Fact-checking is the practice of going back over the statements made by the candidates to check the “facts.” In many cases, the so-called “facts” shared simply don’t correspond with what truly was the case. On the one hand, perhaps the discrepancy simply illustrates the ignorance or forgetfulness of the candidate who has unintentionally misspoken. On the other hand, such discrepancies may reveal a candidate’s desire to mislead the people. Whatever the reason, the sharing of these “facts” casts doubt on the trustworthiness of the candidates.
One might wonder, “Is my candidate simply uninformed about an issue?” Or, “Is this just an effort to mislead me and the rest of the public?” Whatever the intent, the potential voters are left with an eroding sense of trust.

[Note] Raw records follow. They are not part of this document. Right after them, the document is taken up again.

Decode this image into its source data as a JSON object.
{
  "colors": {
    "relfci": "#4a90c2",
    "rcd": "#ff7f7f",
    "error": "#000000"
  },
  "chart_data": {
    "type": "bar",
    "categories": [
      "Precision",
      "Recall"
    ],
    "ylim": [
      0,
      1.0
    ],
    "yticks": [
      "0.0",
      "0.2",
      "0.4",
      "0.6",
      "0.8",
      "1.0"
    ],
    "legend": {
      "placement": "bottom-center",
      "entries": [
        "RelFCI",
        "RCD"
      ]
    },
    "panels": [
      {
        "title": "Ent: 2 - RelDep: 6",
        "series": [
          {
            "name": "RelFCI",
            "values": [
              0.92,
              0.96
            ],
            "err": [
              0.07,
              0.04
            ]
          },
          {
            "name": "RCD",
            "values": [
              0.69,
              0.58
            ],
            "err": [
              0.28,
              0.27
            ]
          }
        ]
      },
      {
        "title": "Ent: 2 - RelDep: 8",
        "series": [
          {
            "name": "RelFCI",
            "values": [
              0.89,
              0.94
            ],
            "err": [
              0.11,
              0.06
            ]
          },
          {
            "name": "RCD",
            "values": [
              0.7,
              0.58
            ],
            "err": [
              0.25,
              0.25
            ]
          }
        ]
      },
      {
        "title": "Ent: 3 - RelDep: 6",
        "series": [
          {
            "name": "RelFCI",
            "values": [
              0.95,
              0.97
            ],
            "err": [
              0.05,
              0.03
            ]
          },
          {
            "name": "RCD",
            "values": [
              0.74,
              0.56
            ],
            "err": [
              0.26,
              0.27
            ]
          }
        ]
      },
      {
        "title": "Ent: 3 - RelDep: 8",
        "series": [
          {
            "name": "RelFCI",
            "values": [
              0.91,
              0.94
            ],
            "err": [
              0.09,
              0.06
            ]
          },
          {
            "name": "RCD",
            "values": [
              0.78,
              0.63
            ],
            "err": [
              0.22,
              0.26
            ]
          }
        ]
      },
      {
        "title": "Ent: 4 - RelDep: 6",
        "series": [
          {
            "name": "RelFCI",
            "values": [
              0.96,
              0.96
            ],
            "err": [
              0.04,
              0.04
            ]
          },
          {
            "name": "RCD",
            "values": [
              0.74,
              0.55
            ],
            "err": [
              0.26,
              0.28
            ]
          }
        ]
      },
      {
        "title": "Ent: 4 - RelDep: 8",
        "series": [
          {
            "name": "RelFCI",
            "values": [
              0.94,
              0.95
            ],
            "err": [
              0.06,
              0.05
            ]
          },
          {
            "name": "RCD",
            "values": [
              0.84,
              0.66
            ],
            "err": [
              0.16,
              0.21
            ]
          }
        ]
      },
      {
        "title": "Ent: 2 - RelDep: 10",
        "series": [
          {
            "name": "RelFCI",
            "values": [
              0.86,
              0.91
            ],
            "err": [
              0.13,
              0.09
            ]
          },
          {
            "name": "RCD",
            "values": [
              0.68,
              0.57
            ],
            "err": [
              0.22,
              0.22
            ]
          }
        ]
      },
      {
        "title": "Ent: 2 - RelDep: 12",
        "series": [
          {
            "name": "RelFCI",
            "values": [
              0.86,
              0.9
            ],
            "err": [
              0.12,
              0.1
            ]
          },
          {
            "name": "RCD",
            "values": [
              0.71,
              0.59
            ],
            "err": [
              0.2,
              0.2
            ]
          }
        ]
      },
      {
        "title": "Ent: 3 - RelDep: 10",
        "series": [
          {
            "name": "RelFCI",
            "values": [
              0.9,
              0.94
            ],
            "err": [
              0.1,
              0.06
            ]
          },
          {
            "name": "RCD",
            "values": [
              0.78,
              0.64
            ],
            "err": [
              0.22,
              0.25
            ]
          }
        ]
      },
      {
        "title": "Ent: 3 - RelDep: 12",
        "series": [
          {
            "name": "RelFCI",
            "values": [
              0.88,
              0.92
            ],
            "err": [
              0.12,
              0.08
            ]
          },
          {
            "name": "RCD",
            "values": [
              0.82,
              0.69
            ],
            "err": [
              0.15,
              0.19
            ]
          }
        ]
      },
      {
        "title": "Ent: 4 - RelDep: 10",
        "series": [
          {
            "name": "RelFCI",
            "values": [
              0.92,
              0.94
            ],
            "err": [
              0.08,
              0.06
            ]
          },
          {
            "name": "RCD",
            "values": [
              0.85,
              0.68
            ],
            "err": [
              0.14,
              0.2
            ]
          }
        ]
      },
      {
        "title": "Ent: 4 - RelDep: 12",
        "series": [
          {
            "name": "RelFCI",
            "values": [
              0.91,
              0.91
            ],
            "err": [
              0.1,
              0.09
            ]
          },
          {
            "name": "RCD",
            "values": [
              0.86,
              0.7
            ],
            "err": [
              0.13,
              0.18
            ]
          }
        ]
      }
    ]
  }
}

Peter is writing to remind his readers that the written Word they have is a trustworthy Word. In fact, Peter is so confident in this Word of God that he is going to seek to keep it in front of the people as long as he has life and breath. His commitment is to remind them continuously of both the content and the veracity of God’s Word.
Part of the strength of Peter’s admonition is the fact that he could give eyewitness testimony to the life and ministry of the incarnate Word of God, Jesus Christ. Peter would further remind them that the written Word they had, the Old Testament, which pointed to Jesus, was reliable not simply because of the personal trustworthiness or intellectual acumen of the men who wrote, but because of the faithfulness of the Spirit of God who “bore them along” as they wrote.
God hasn’t forgotten anything. He hasn’t misspoken. He is not misleading us. The Word is God’s, and we can trust Him and His Word.